Extend a class with a proxied constructor

I was working on migrating sequelize 4 to 5 when I found a strange behavior. We have a custom data type derived from STRING. It’s something like this.

class CUSTOM_STRING extends DataTypes.STRING {
    toSql() {
        return ...;
    }
    ...
}

Although this worked fine with sequelize 4, I found it no longer worked with sequelize 5. The thing is, this overridden toSql was no longer called even when I created an instance of this class and call toSql on it.

const s = new CUSTOM_STRING();
s.toSql(); // This calls STRING.toSql instead of CUSTOM_STRING.toSql

After looking into sequelize, I found that all data type classes are wrapped in a proxy using classToInvokable.

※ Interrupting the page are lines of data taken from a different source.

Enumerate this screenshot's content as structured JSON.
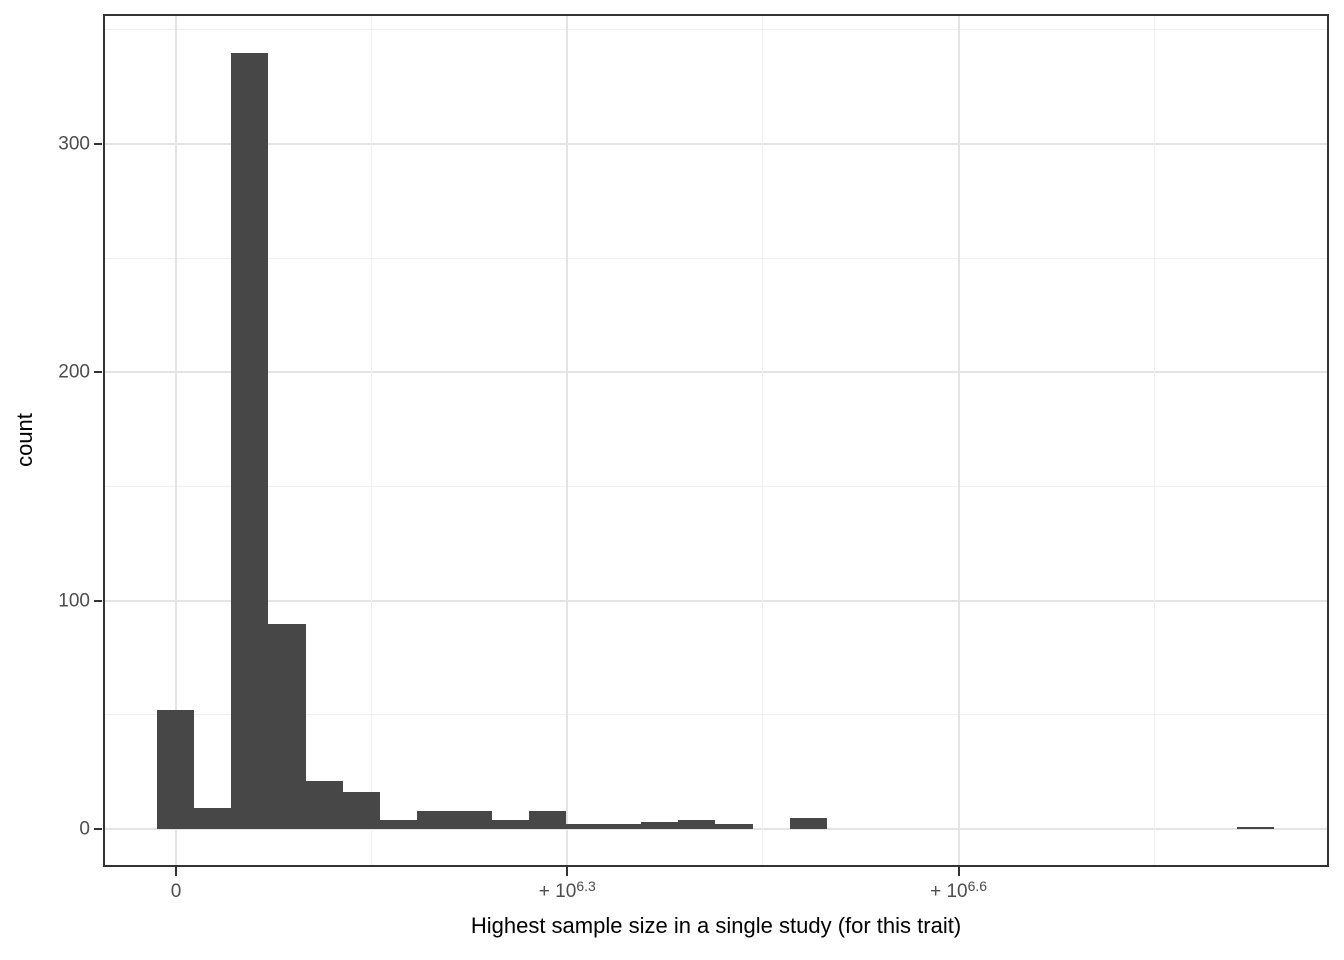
{
  "chart_data": {
    "type": "histogram",
    "title": "",
    "xlabel": "Highest sample size in a single study (for this trait)",
    "ylabel": "count",
    "bin_counts": [
      52,
      9,
      340,
      90,
      21,
      16,
      4,
      8,
      8,
      4,
      8,
      2,
      2,
      3,
      4,
      2,
      0,
      5,
      0,
      0,
      0,
      0,
      0,
      0,
      0,
      0,
      0,
      0,
      0,
      1
    ],
    "n_bins": 30,
    "y_ticks": [
      0,
      100,
      200,
      300
    ],
    "y_minor_ticks": [
      50,
      150,
      250,
      350
    ],
    "ylim": [
      0,
      357
    ],
    "x_ticks": [
      {
        "base": "0",
        "sup": ""
      },
      {
        "base": "+ 10",
        "sup": "6.3"
      },
      {
        "base": "+ 10",
        "sup": "6.6"
      }
    ],
    "legend": false,
    "grid": true,
    "colors": {
      "bar_fill": "#474747",
      "grid_major": "#e4e4e4",
      "grid_minor": "#f0f0f0",
      "panel_border": "#333333",
      "tick_mark": "#333333",
      "tick_label": "#4d4d4d",
      "axis_title": "#000000",
      "background": "#ffffff"
    }
  }
}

I wrote a simple code that demonstrates this issue.

class X {
    name() { return 'X'; }
}

const XP = new Proxy(X, {
    apply(Target, thisArg, args) { return new Target(...args); },
    construct(Target, args) { return new Target(...args); },
    get(target, p) { return target[p]; }
});

class Y extends XP {
    name() { return "Y"; }
}

const y = new Y();
console.log(y.name());

This prints X instead of Y. The reason is that this proxy has construct handler and it returns a new object of Target. This handler will be called when the constructor of Y calls super() implicitly and it’ll sets this to an object returned by the proxy handler.

class Y extends XP {
    constructor() {
        super();
        console.log(this);
    }
}

You’ll find this prints X {} instead of Y {}. Even though you newed Y, it returned an instance of X.

To workaround this, you can extend Y from XP.prototype.constructor instead of XP (Note that X itself is invisible in the sequelize case). This works because a prototype of a class is the class itself and the proxy’s get handler just returns a target’s property.

class Y extends XP.prototype.constructor {
    name() { return "Y"; }
}

const y = new Y();
console.log(y.name());

This prints Y as you’d expect.